Is this possible to create a inertial frame of reference in the earth? How it is possible?

Answer & Explanation

Arturo Wallace

Arturo Wallace

Beginner2022-05-10Added 17 answers

If you mean, is there an absolute "motionless"? The answer is No, because all motion is relative.
Inertial reference frames are reference frames that are not accelerating - two inertial reference frames move at a constant velocity with respect to each other. Whilst there is no absolute motion, there is absolute acceleration.
Is it possible to create an inertial reference frame on earth? Yes, an inertial frame is one which is freely falling in a gravitation field, e.g. a falling elevator.
This might seem counter intuitive - surely something falling to the earth is accelerating? - but in General Relatively gravity is geometry, and a freely falling object is moving along its path (geodesic) without forces or acceleration. Contrariwise, if you are standing on the earth, you feel the upwards force of the earth on your feet.
Tristan Meyers

Tristan Meyers

Beginner2022-05-11Added 5 answers

Some people say that it is the same thing as the coordinate system, but stated this way, it is something physically senceless. Somewhere I heard the following definition of a reference frame:
A reference frame is an observer with a device that can measure the relative position of other objects with respect to the observer, and the observer and the device are considered to be very small.
In a sence, this is the same as some coordinate system with some specific definition of the time coordinate.

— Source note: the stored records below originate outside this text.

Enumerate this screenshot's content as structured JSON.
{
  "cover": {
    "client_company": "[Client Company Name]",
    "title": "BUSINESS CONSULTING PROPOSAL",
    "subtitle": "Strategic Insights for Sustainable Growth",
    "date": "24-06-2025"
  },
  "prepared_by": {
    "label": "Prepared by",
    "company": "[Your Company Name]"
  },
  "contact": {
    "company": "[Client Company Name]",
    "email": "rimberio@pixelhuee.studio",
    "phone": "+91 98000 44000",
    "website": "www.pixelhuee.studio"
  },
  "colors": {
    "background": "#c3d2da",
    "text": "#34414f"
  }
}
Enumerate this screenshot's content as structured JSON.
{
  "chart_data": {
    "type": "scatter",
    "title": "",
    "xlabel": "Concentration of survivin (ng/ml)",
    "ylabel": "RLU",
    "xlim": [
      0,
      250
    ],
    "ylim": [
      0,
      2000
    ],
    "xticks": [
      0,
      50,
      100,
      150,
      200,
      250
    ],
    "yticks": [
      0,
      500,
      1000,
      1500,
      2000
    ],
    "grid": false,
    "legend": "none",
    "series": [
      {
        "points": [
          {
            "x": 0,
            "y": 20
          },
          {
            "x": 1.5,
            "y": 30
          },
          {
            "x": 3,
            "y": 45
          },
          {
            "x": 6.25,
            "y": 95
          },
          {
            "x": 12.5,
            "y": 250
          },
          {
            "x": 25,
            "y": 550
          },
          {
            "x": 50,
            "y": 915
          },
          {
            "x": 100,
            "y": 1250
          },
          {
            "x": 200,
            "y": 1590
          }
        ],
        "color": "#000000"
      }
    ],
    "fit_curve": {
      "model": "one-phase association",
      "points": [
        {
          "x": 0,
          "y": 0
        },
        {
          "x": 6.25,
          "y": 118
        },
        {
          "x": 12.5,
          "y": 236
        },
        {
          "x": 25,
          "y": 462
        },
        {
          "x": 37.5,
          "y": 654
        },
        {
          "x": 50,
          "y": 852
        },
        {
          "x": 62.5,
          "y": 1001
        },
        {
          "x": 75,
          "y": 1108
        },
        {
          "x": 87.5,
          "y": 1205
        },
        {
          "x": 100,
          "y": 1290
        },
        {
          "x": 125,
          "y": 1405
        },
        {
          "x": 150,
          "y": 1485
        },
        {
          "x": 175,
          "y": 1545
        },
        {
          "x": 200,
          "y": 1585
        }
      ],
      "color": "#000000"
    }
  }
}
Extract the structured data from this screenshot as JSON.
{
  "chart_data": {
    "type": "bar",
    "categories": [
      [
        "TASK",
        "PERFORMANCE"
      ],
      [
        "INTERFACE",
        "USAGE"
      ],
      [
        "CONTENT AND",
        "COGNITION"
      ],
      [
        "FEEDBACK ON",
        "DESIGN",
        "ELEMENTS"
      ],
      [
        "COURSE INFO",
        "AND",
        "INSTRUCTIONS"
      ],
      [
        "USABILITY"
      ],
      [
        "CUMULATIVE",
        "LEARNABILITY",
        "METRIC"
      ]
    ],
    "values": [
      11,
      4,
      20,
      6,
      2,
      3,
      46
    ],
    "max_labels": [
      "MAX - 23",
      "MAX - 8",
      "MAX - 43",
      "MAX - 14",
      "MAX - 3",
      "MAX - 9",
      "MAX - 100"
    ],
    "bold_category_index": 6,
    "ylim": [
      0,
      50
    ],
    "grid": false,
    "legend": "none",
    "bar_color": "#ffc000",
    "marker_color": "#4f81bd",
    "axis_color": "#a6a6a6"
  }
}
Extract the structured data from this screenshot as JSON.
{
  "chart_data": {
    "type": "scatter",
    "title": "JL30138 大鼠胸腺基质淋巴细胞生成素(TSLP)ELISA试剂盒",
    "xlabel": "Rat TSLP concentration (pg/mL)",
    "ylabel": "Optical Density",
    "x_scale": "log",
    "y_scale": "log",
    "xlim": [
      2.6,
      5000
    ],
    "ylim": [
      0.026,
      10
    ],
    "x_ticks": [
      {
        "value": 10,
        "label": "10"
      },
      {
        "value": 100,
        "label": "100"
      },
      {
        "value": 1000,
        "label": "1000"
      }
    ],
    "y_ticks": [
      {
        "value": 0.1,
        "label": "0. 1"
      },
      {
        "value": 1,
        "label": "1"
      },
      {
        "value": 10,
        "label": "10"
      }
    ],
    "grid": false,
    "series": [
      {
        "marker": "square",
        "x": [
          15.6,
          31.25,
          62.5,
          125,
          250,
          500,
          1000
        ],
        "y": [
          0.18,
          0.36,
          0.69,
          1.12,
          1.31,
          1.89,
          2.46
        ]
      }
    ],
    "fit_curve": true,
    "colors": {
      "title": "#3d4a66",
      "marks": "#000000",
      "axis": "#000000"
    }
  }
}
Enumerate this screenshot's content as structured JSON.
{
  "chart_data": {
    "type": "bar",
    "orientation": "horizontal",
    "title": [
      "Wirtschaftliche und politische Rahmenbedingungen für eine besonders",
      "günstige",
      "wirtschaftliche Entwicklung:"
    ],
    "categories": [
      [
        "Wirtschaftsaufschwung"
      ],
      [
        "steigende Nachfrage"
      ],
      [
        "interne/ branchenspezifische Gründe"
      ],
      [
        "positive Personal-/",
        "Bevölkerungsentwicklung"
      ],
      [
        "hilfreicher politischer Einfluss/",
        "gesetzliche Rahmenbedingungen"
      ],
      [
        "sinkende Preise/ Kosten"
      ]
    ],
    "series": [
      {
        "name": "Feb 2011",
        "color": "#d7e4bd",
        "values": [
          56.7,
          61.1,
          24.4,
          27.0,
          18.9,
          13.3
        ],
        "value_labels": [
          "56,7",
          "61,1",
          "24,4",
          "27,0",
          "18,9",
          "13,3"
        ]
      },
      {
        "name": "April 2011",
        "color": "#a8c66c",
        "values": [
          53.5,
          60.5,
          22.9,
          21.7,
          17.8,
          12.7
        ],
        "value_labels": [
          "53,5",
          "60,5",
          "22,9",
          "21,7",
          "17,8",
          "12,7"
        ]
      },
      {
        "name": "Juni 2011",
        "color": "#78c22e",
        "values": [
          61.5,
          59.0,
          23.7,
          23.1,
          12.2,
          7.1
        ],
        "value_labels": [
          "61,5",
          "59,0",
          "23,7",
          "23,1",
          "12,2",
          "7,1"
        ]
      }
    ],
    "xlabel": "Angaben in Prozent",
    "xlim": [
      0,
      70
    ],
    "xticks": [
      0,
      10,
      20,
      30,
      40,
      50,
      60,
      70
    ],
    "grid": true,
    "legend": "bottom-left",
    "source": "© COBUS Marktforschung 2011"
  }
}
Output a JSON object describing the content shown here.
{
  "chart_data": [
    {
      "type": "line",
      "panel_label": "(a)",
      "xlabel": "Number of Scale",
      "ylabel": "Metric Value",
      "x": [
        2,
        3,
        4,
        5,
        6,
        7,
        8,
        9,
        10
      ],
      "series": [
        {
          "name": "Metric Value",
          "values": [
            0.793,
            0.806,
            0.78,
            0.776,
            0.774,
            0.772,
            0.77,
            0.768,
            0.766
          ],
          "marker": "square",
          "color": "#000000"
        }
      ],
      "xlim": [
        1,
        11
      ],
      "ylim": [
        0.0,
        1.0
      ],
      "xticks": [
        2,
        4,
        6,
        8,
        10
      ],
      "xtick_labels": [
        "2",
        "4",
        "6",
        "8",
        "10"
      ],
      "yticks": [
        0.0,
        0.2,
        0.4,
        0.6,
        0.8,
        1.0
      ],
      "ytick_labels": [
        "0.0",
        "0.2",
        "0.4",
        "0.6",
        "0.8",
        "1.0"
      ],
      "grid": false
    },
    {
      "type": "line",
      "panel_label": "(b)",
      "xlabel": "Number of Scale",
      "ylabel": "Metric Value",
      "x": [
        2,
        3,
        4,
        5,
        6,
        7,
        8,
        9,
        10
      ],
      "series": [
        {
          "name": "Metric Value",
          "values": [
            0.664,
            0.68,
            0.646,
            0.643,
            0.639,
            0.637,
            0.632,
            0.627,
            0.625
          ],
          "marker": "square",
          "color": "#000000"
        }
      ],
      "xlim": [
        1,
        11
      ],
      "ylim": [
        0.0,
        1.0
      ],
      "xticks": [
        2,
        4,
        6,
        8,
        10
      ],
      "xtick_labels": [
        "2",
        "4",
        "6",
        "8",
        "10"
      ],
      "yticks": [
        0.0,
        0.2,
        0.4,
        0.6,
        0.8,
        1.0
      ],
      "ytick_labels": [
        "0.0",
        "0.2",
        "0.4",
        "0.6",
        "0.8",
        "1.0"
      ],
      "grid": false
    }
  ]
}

The device can be just the eyes of the observer, or some kind of idealized radar.
For a flate space, the observer knows how light propagates, and can build some coordinate system and determine the coordinates of the objects. He can give a sense to the Newton's definition of an interial frame (in our sence, inertial observer) by considering gravity as an external force.
For a curved spacetime, with general metric, the observer does not a priori know the way light propagates, and what he knows is the data returned by his radar. Even if it is possible and the observer is smart enough to restore the general picture -- to build some coordinate system in which he will know all the coordinates of all objects and metric components, I doubt that there is a sensible meaning for the word inertial.
However, we can consider a local situation, that is, the observer cares only about a small area around himself, on the scale where the spacetime can be considered to be nearly flat. Then everything is as we are used to see it, but only locally. Now let us try to define inertiality. Newton says that in such a reference frame, a body should move with constant velocity unless it is subject to an external force. But is gravity an external force? I'd rather say no, because we know that locally it is indistinguishable from an inertial force. So I would say that we should call inertial the frame in which a body to rest should remain in rest, unless it is acted upon by a force of non-gravitational nature. This is a freely falling observer.